Aquí, donde la Gran Vía tiembla de coches y nostalgia, aún queda un rincón donde el tiempo se sirve en taza blanca, con cucharilla temblando. El Café Gijón no es un café: es una patria. Una república de tertulia, con constitución de mármol y olor a café cargado con resaca de tinta. Es un reflejo de la vieja Europa, ilustrada y no tanto que empieza a diluirse como el azucarillo en un café cargado. Cargado de globalismo, de una epidemia de pérdida de identidad y costumbres definidas, de una manera de entender la vida antes de ser diseccionada por las franquicias globales, el turismo masivo, y la inmigración masiva teledirigida.
Uno entra al Gijón como quien entra a una novela que aún no ha escrito. Porque este café no se bebe: se redacta. Está escrito en servilletas, en las esquinas donde se escondió Cela, en los espejos que devuelven no reflejos, sino memorias. Los camareros son como personajes secundarios de una novela de Baroja: serios, discretos, sabios. Saben más de literatura que muchos premios de editoriales.
Allí, en la mesa junto a la ventana, creo ver la sombra de Umbral con su bufanda de bufanda, como de personaje que viene del invierno literario. Está con la mirada perdida en las piernas de una musa que ya no pasa, y el cuaderno abierto como una herida. Lo imagino diciendo:
—Yo he venido aquí a hablar de mi café.
Y el café, amigos, no es el líquido, sino el templo. Porque el Gijón es el último confesionario laico de Madrid. Uno se sienta y empieza a hablar consigo mismo sin darse cuenta. A veces acude algún moderno con portátil y pretensión, pero el mármol, que ha oído los versos de Leopoldo Panero y las carcajadas tristes de Umbral, se ríe en silencio. Aquí no se viene a conectar al WiFi, sino al alma.
Han querido matarlo mil veces, al Gijón. Lo han cercado de franquicias y de turistas con mochilas como naves nodrizas. Pero el Gijón resiste, como resiste una palabra cuando el diccionario la quiere jubilar. Porque no es rentable, dicen. Porque no produce, murmuran. Pero nadie entiende que el Gijón produce lo que ya no se mide: ideas, artículos, novias fugaces, novelas comenzadas y nunca acabadas. Y, sobre todo, tiempo detenido. El Gijón produce Madrid, el de verdad, no el de escaparate.
En el Gijón nadie apura el café. Se deja enfriar como se enfría una vida que uno no quiere beber de golpe.
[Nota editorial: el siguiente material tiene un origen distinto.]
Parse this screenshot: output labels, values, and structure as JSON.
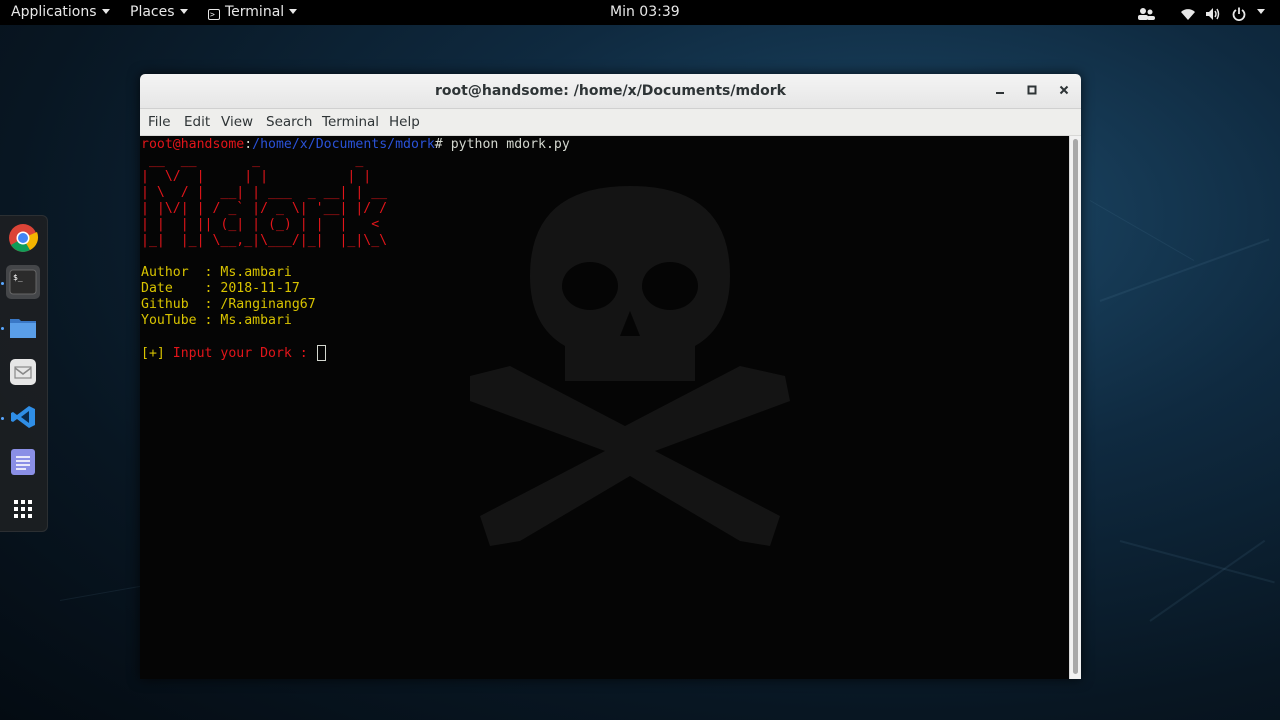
{
  "topbar": {
    "applications": "Applications",
    "places": "Places",
    "terminal": "Terminal",
    "clock": "Min 03:39"
  },
  "dock": {
    "items": [
      "chrome-icon",
      "terminal-icon",
      "files-icon",
      "mail-icon",
      "vscode-icon",
      "text-editor-icon",
      "show-apps-icon"
    ]
  },
  "window": {
    "title": "root@handsome: /home/x/Documents/mdork",
    "menu": [
      "File",
      "Edit",
      "View",
      "Search",
      "Terminal",
      "Help"
    ]
  },
  "terminal": {
    "prompt_user": "root@handsome",
    "prompt_sep": ":",
    "prompt_path": "/home/x/Documents/mdork",
    "prompt_hash": "# ",
    "command": "python mdork.py",
    "banner": [
      " __  __       _            _",
      "|  \\/  |     | |          | |",
      "| \\  / |  __| | ___  _ __| | __",
      "| |\\/| | / _` |/ _ \\| '__| |/ /",
      "| |  | || (_| | (_) | |  |   <",
      "|_|  |_| \\__,_|\\___/|_|  |_|\\_\\"
    ],
    "info": [
      {
        "key": "Author  : ",
        "value": "Ms.ambari"
      },
      {
        "key": "Date    : ",
        "value": "2018-11-17"
      },
      {
        "key": "Github  : ",
        "value": "/Ranginang67"
      },
      {
        "key": "YouTube : ",
        "value": "Ms.ambari"
      }
    ],
    "input_bracket": "[+]",
    "input_prompt": " Input your Dork : "
  },
  "colors": {
    "prompt_user": "#e2151a",
    "prompt_path": "#2a52d8",
    "banner": "#e2151a",
    "info_text": "#d8c300"
  }
}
La gente habla bajito, como si todavía estuviera vivo Valle-Inclán y pudiera escucharnos desde el fondo, con su bastón cruzado y su ceja arqueada. Porque aquí uno no alza la voz. Aquí uno escribe sin papel.
Y así seguirá, mientras queden cafés que no sean solo cafeterías. Mientras haya una mesa con sombra de escritor. Mientras el mármol conserve el eco de las palabras que no se dijeron pero se pensaron. El Café Gijón, como Umbral, no morirá nunca. Porque Madrid no se entiende sin su bufanda, sin su humo, sin su taza tibia al borde del invierno.